After adjusting for local prices using purchasing power parity (PPP), minimum wage workers in the Dominican Republic can afford more than those in Papua New Guinea. The PPP-adjusted rate is $4 in the Dominican Republic and $1 in Papua New Guinea. PPP converts wages into equivalent US dollar buying power, accounting for what a unit of currency actually buys locally. The 164% purchasing power gap means that even if the nominal wage in Papua New Guinea appears competitive, minimum wage workers there face greater constraints on day-to-day spending.
How do work hours compare between Dominican Republic and Papua New Guinea?
Dominican Republic has a longer standard work week at 44 hours, compared to 40 hours in Papua New Guinea. Workers in the Dominican Republic work 44 hours per week by law. Longer mandatory hours can offset a nominally higher wage; a worker in Papua New Guinea working fewer hours may have comparable or better effective hourly earnings depending on the wage levels of each country. Total annual compensation depends on both the wage rate and the number of hours required.
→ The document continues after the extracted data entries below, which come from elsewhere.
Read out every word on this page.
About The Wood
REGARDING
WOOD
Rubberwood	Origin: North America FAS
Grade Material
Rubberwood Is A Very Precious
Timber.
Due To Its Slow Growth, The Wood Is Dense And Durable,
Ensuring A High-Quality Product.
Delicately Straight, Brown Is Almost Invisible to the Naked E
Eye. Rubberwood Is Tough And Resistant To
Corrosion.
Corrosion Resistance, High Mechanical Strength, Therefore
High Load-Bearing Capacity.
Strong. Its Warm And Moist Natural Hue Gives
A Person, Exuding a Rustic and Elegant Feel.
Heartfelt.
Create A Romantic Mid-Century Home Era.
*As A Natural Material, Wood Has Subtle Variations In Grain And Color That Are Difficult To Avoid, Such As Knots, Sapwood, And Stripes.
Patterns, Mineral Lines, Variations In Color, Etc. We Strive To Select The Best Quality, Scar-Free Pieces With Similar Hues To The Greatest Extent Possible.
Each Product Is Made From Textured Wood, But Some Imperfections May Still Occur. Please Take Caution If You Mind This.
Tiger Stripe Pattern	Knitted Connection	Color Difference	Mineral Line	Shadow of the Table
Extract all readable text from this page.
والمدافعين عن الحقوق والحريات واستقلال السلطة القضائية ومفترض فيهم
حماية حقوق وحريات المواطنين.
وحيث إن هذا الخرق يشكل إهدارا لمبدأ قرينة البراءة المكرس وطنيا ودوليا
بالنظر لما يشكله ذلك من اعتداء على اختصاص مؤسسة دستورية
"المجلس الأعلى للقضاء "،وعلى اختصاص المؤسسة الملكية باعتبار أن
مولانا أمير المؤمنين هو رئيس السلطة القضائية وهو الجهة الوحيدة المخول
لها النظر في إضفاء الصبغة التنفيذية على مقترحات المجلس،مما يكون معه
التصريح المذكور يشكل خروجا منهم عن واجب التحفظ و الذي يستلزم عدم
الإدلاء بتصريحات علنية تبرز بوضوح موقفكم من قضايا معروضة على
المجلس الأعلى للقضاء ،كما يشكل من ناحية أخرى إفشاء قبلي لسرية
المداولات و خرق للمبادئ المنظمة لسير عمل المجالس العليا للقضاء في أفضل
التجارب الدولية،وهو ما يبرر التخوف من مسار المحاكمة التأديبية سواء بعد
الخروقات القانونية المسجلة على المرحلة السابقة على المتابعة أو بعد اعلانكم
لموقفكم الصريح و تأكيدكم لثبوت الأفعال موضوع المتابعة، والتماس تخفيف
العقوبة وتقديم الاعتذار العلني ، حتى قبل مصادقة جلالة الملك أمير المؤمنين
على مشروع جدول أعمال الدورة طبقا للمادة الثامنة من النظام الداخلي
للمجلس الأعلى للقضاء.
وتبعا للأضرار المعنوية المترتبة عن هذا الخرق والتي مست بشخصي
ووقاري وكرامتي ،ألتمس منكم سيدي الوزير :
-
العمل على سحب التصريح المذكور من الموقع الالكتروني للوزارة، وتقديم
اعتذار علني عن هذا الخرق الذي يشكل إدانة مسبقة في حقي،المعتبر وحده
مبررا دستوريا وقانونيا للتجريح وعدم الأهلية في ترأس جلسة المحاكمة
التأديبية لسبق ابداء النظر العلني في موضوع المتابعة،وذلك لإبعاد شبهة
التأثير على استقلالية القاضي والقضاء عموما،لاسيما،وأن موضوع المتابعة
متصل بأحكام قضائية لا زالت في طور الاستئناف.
What is the cost of living difference between Dominican Republic and Papua New Guinea?
While direct cost of living data varies by source, GDP per capita (PPP) gives a useful proxy for overall economic level. Dominican Republic has the higher GDP per capita at $27,542, which is 5.6x that of Papua New Guinea at $4,875. From the Dominican Republic's perspective, this means goods and services are priced at a higher economic level. A higher GDP per capita generally correlates with higher wages, higher consumer prices, and greater availability of goods and services. Workers moving between these two countries should expect significant differences in rent, food, and transportation costs.